Closing the Richmond refinery would probably result in higher gasoline prices on the West Coast, Mr. Youngberg said.
Though the threat of closing is a nerve-racking backdrop for the city’s tussles with the oil giant, nothing is imminent. For now, Chevron is working hard to ease the tensions in Richmond and win over the city’s residents.
At the end of last year, the company hired a consultant to discover the root of residents’ discontent with the refinery. With those survey results in hand, this year the company will spend $3 million— double what it spent in 2008— to support nonprofits, volunteer efforts and job training programs in the city. In an effort to demystify what goes on behind its gates, the refinery will also offer more public tours.
A flood of employee volunteers, wearing brightly colored Chevron T-shirts, has poured into city schools, parks and soup kitchens.
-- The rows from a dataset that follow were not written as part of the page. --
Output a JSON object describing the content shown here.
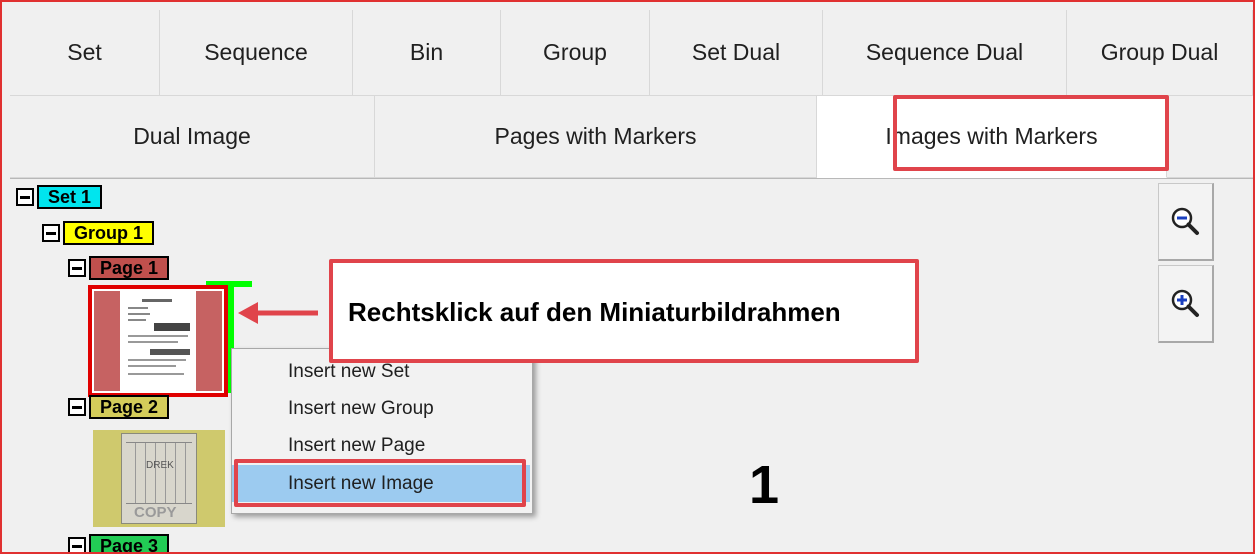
{
  "tabs_row1": [
    "Set",
    "Sequence",
    "Bin",
    "Group",
    "Set Dual",
    "Sequence Dual",
    "Group Dual"
  ],
  "tabs_row2": [
    "Dual Image",
    "Pages with Markers",
    "Images with Markers"
  ],
  "active_tab": "Images with Markers",
  "tree": {
    "set": "Set 1",
    "group": "Group 1",
    "page1": "Page 1",
    "page2": "Page 2",
    "page3": "Page 3",
    "thumb2_watermark": "COPY",
    "thumb2_label": "DREK"
  },
  "zoom": {
    "out_icon": "zoom-out-icon",
    "in_icon": "zoom-in-icon"
  },
  "context_menu": {
    "items": [
      "Insert new Set",
      "Insert new Group",
      "Insert new Page",
      "Insert new Image"
    ],
    "highlighted": "Insert new Image"
  },
  "annotation": {
    "callout": "Rechtsklick auf den Miniaturbildrahmen",
    "step": "1"
  },
  "colors": {
    "set_label": "#00e5ee",
    "group_label": "#ffff00",
    "page1_label": "#c0504d",
    "page2_label": "#d4cc5a",
    "page3_label": "#22cc55",
    "highlight_red": "#e0444b",
    "selection_green": "#00ff00",
    "menu_highlight": "#9ccbf0"
  }
}
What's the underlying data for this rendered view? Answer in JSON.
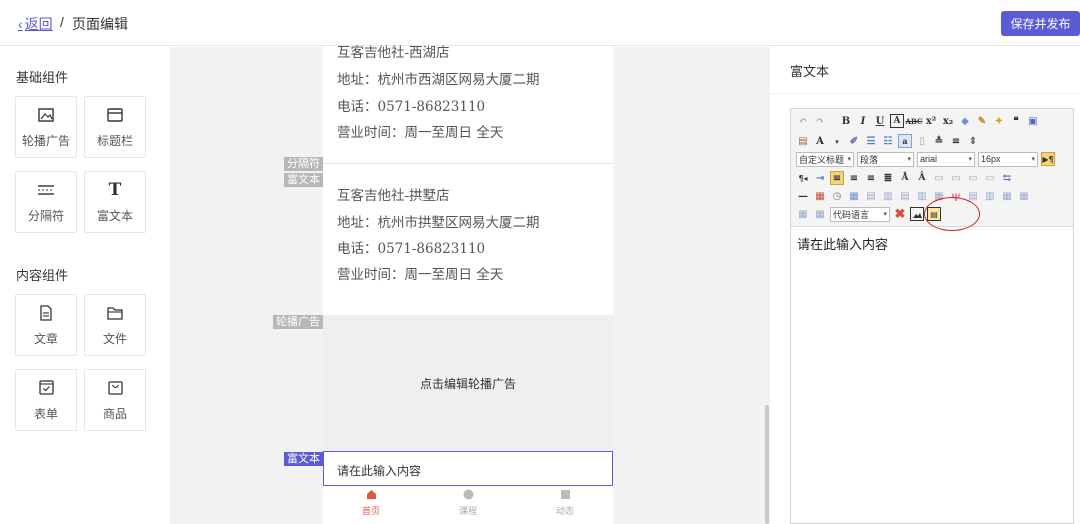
{
  "header": {
    "back_label": "返回",
    "separator": "/",
    "title": "页面编辑",
    "publish_label": "保存并发布"
  },
  "sidebar": {
    "basic_title": "基础组件",
    "basic_items": [
      {
        "label": "轮播广告",
        "icon": "image-icon"
      },
      {
        "label": "标题栏",
        "icon": "title-bar-icon"
      },
      {
        "label": "分隔符",
        "icon": "divider-icon"
      },
      {
        "label": "富文本",
        "icon": "text-icon"
      }
    ],
    "content_title": "内容组件",
    "content_items": [
      {
        "label": "文章",
        "icon": "article-icon"
      },
      {
        "label": "文件",
        "icon": "folder-icon"
      },
      {
        "label": "表单",
        "icon": "form-icon"
      },
      {
        "label": "商品",
        "icon": "bag-icon"
      }
    ]
  },
  "canvas": {
    "store1": {
      "name": "互客吉他社-西湖店",
      "address": "地址：杭州市西湖区网易大厦二期",
      "phone": "电话：0571-86823110",
      "hours": "营业时间：周一至周日 全天"
    },
    "store2": {
      "name": "互客吉他社-拱墅店",
      "address": "地址：杭州市拱墅区网易大厦二期",
      "phone": "电话：0571-86823110",
      "hours": "营业时间：周一至周日 全天"
    },
    "tags": {
      "divider": "分隔符",
      "richtext1": "富文本",
      "banner": "轮播广告",
      "richtext2": "富文本"
    },
    "banner_text": "点击编辑轮播广告",
    "richtext_placeholder": "请在此输入内容",
    "tabs": [
      {
        "label": "首页",
        "active": true
      },
      {
        "label": "课程",
        "active": false
      },
      {
        "label": "动态",
        "active": false
      }
    ]
  },
  "right_panel": {
    "title": "富文本",
    "toolbar": {
      "custom_heading": "自定义标题",
      "paragraph": "段落",
      "font": "arial",
      "font_size": "16px",
      "code_language": "代码语言"
    },
    "editor_placeholder": "请在此输入内容"
  },
  "colors": {
    "accent": "#5b5bd6",
    "active_tab": "#e05a3e",
    "annotation": "#d42020"
  }
}
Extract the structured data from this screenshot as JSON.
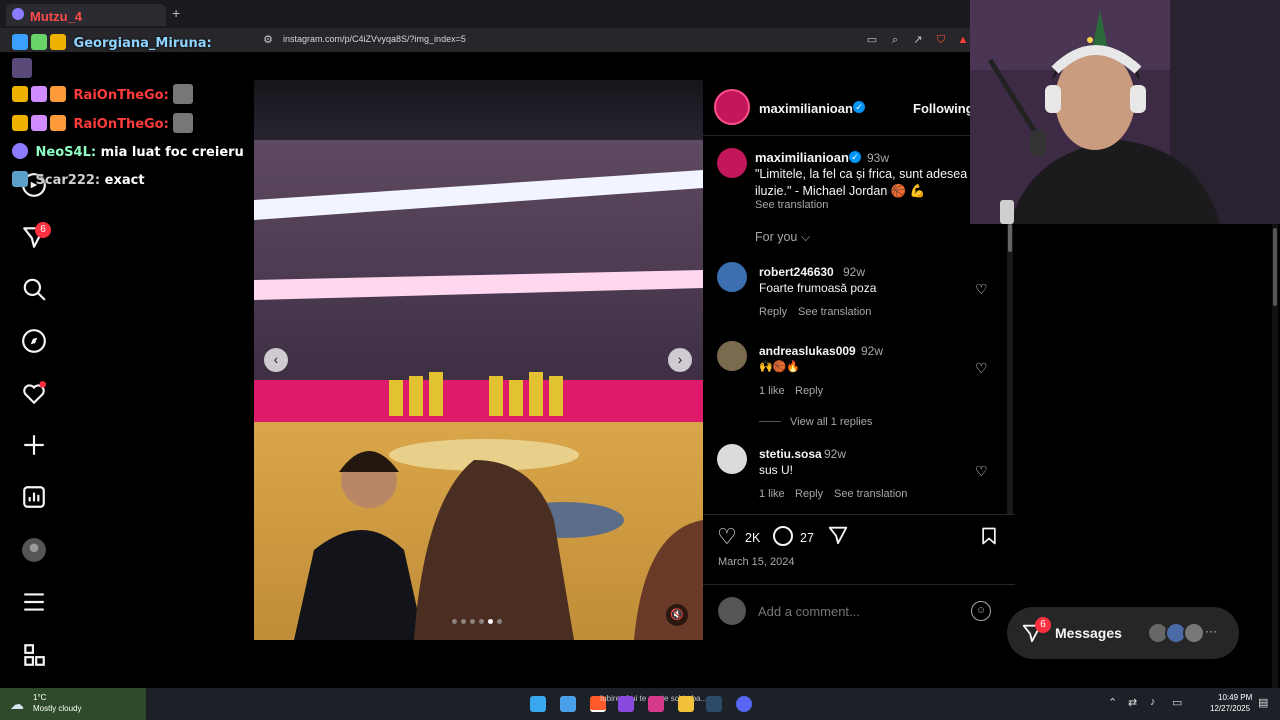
{
  "browser": {
    "tab_title": "Mutzu_4",
    "new_tab": "+",
    "url": "instagram.com/p/C4iZVvyqa8S/?img_index=5"
  },
  "chat": [
    {
      "user": "Georgiana_Miruna:",
      "message": "",
      "color": "#8fd3ff"
    },
    {
      "user": "RaiOnTheGo:",
      "message": "",
      "color": "#ff3b3b"
    },
    {
      "user": "RaiOnTheGo:",
      "message": "",
      "color": "#ff3b3b"
    },
    {
      "user": "NeoS4L:",
      "message": "mia luat foc creieru",
      "color": "#8fffc2"
    },
    {
      "user": "Scar222:",
      "message": "exact",
      "color": "#cfcfcf"
    }
  ],
  "nav": {
    "notification_badge": "6",
    "icons": [
      "messenger-icon",
      "search-icon",
      "explore-icon",
      "heart-icon",
      "create-icon",
      "dashboard-icon",
      "profile-icon",
      "menu-icon",
      "threads-icon"
    ]
  },
  "post": {
    "author": "maximilianioan",
    "follow_state": "Following",
    "caption_author": "maximilianioan",
    "caption_time": "93w",
    "caption_text": "\"Limitele, la fel ca și frica, sunt adesea iluzie.\" - Michael Jordan 🏀 💪",
    "see_translation": "See translation",
    "for_you": "For you",
    "likes": "2K",
    "comments_count": "27",
    "date": "March 15, 2024",
    "add_comment_placeholder": "Add a comment...",
    "carousel_index": 5,
    "carousel_total": 6
  },
  "comments": [
    {
      "user": "robert246630",
      "time": "92w",
      "text": "Foarte frumoasă poza",
      "actions": [
        "Reply",
        "See translation"
      ]
    },
    {
      "user": "andreaslukas009",
      "time": "92w",
      "text": "🙌🏀🔥",
      "actions": [
        "1 like",
        "Reply"
      ],
      "view_replies": "View all 1 replies"
    },
    {
      "user": "stetiu.sosa",
      "time": "92w",
      "text": "sus U!",
      "actions": [
        "1 like",
        "Reply",
        "See translation"
      ]
    }
  ],
  "messages": {
    "label": "Messages",
    "badge": "6"
  },
  "taskbar": {
    "weather_temp": "1°C",
    "weather_desc": "Mostly cloudy",
    "media_text": "Iubirea Lui te poate schimba...",
    "time": "10:49 PM",
    "date": "12/27/2025"
  },
  "colors": {
    "accent_blue": "#0095f6",
    "notification_red": "#ff3040",
    "panel_bg": "#000000"
  }
}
To communicate its message directly to residents, the refinery went digital with its own Twitter account, Facebook page and YouTube videos.
Ms. McLaughlin said she viewed her struggle against Chevron not just as a local issue, but also as a global one. “We have solidarity with communities in Nigeria and indigenous folks in Ecuador who are also going up against Chevron for destroying their home in the Amazon,” she said referring to the $27 billion Ecuadorean lawsuit against Chevron.
For its part, Ms. McLaughlin said, Richmond is now “a city that is growing in its awareness of its own empowerment.”
In the midst of the hyperbole, much remains in flux: whether a judge will rule that the city can start spending the $21 million from Chevron in Measure T taxes, whether Chevron wins its appeal and completes construction on the refinery upgrade, whether the company will win over enough city residents by next fall to thwart Ms. McLaughlin’s re-election.
On the map of Chevron’s global operations, Richmond clearly remains, if not a sore spot, at least a problematic venue. Mr. Wirth, of Chevron, said he traveled around the world meeting with local officials where the company operates.
“Our relationships are stronger in some areas and more a work in progress in others,” he said. “Richmond is a work in progress.”